Robert Fripp prend le contrôle définitif de King Crimson en virant Peter Sinfield pour les habituelles divergences musicales. Celui-ci ne tardera pas à retrouver Greg Lake pour écrire les paroles du trio super-groupe Emerson, Lake And Palmer. La formation ne bouge pourtant pas, ce qui est une grande première. King Crimson a un line-up stable: Fripp, Burrell, Wallace, Collins. Celui-ci a repris la route dès le mois d'avril 1971, quelques mois après la sortie de Lizard. Les premiers concerts ont lieu au Zoom Club de Francfort en Allemagne les 12, 13 et 14 avril. Robert Fripp décide de tout enregistrer sur la table de mixage pour écouter et améliorer sa formation. Certes, King Crimson fut le pionnier absolu du rock progressif, de par sa musique et son visuel. Mais les changements de formation du groupe, ses évolutions musicales difficiles à suivre, ont perdu les amateurs. Depuis 1969, d'autres groupes « Progressifs » ont pris la place : Jethro Tull, Yes, Emerson, Lake And Palmer… Ils sont en train de triompher aux Etats-Unis, alors que c'est bien King Crimson qui imposa ces sonorités folles sur le continent américain en 1969.

Robert Fripp sent une injustice, et sait que son groupe ne peut exister sans concert, ce qui est d'ailleurs son essence. Les ventes d'albums traduisent une perte de terrain qu'il faut pallier sous peine de disparaître. Et cette musique progressive n'est pas du goût de Robert Fripp. Il sait qu'il y a mieux à faire que cette tourbe Tolkien-hippie-virtuosité gratuite. C'est donc le line-up Burrell-Wallace-Collins-Fripp qui prend la route, et ce dans de petits clubs. King Crimson ne fait aucune concession. Il ne reste du premier album à succès que '21st Century Schizoid Man' ou 'In The Court Of The Crimson King'. Fripp favorise le répertoire méconnu, depuis In The Wake Of Poseidon. Un petit rappel permet de jouer un morceau connu. Le reste du set est l'occasion de présenter le nouveau répertoire, quitte à prendre de cours le public. Les morceaux s'enchaînent, peu d'interactions avec l'audience. Même sur scène, King Crimson est un groupe intransigeant.

blues king crimsonEn 1972, King Crimson offre un témoignage officiel de la tournée 1972 qui assure la promotion d'Islands. Il s'appelle Earthbound, et c'est un affreux bootleg de la tournée américaine de février et mars 1972. Rien ne pourra embellir cet enregistrement culte mais immonde. Le coffret 'Sailors'Tales' consacré à cette période révèle de merveilleux concerts de cette époque, et fait de Earthbound un médiocre étron sonore. Il permet surtout de découvrir la magie de King Crimson dans les petits clubs européens au printemps 1971, puis la reconquête maladroite des USA entre mars et mai 1972.

King Crimson avait retrouvé un équilibre en tant que groupe. Pourtant, une page se tournait déjà. Robert Fripp avait d'autres idées.
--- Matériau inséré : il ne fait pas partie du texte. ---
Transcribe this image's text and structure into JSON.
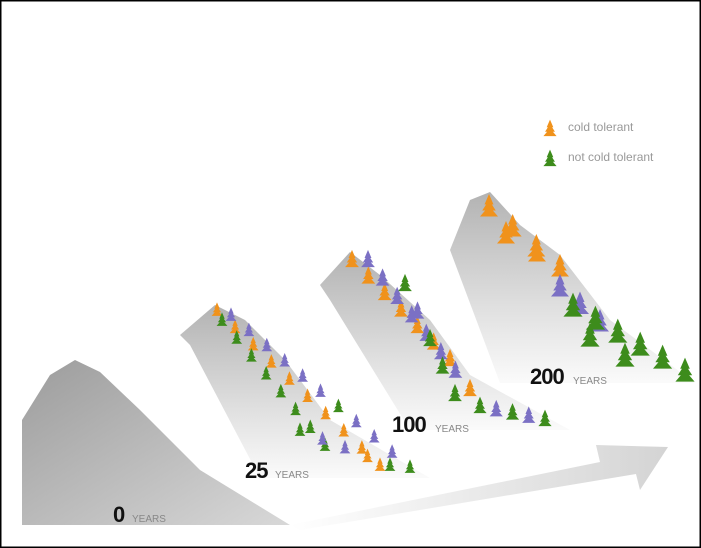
{
  "legend": [
    {
      "label": "cold tolerant"
    },
    {
      "label": "not cold tolerant"
    }
  ],
  "stages": [
    {
      "number": "0",
      "unit": "YEARS"
    },
    {
      "number": "25",
      "unit": "YEARS"
    },
    {
      "number": "100",
      "unit": "YEARS"
    },
    {
      "number": "200",
      "unit": "YEARS"
    }
  ]
}
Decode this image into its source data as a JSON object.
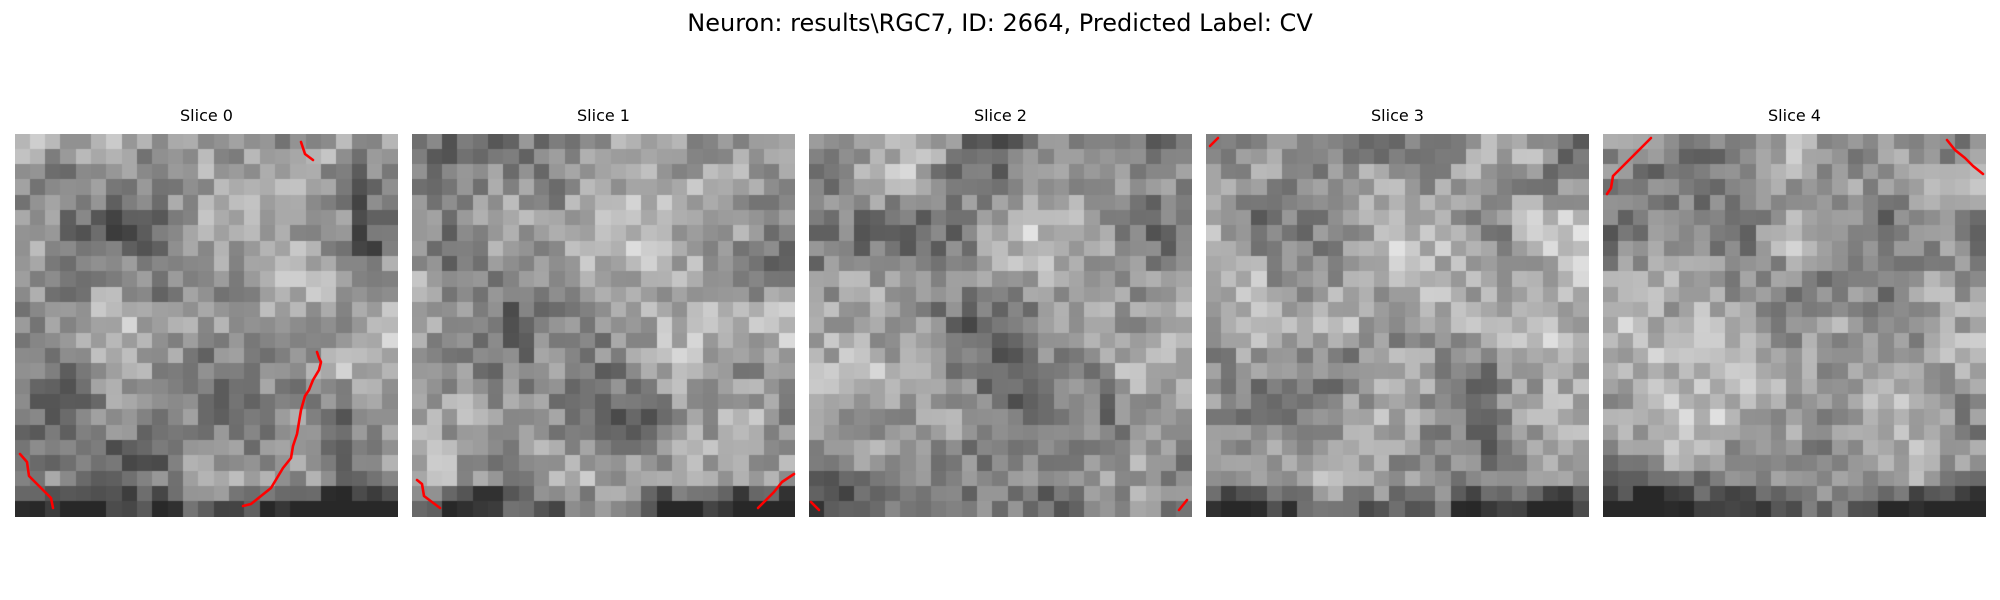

Wallace et Burrell aimaient planter Fripp en l'obligeant à jouer 'Somethin' Else' d'Eddy Cochran, alors que Fripp en était totalement étranger. Toutefois, les improvisations électriques du maître ouvraient déjà d'autres champs. Ses improvisations électriques étaient une étape nouvelle vers une musique novatrice, celle de l'étape électrique 1972-1975.
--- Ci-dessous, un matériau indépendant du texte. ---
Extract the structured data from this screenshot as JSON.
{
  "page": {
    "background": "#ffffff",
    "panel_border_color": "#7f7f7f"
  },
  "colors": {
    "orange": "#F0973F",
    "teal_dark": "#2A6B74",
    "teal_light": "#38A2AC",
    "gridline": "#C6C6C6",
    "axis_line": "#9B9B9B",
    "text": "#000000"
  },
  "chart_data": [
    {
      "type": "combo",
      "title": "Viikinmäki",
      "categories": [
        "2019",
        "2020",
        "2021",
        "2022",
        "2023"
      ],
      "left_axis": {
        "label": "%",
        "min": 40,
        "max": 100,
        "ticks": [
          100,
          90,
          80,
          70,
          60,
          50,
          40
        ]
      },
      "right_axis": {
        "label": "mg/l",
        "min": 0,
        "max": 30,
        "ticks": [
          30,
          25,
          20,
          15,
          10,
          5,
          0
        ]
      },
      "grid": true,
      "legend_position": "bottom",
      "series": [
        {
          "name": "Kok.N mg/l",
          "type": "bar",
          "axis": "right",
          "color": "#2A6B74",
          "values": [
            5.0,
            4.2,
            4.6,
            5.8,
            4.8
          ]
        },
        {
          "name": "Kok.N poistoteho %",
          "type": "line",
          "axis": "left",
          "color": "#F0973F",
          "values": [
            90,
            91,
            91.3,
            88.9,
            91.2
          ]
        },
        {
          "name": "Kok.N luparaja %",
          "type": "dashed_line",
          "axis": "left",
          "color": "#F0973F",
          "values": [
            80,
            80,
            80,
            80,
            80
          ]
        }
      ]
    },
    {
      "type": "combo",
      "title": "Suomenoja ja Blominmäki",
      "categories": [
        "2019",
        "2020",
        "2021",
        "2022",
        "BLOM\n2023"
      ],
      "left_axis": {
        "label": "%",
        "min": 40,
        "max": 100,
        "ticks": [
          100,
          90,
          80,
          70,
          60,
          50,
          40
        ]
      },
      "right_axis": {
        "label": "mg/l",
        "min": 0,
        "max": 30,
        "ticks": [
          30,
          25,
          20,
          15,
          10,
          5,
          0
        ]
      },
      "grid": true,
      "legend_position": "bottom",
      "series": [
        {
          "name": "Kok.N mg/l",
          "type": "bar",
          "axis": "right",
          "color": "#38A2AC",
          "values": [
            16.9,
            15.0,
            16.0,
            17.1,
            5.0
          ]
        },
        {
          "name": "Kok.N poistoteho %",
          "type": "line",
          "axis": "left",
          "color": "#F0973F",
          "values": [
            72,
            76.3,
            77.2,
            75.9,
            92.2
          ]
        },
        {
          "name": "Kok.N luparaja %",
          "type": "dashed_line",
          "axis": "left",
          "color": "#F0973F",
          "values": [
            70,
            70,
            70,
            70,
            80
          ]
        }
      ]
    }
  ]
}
Boz Burrell va rejoindre Bad Company avec Paul Rodgers. Ian Wallace sera le batteur du Steve Marriott’s All Stars. Mel Collins rejoindra Foreigner. Fripp formera un nouveau King Crimson absolument mythique pour les trois prochaines années : Jamie Muir aux percussions, John Wetton à la basse et au chant, David Cross au violon et au mellotron, et Bill Bruford, ex-Yes, à la batterie. S'ouvre une période de folles improvisations très européennes à la quintessence incomparable, qui offrira pourtant un live américain fantastique : USA.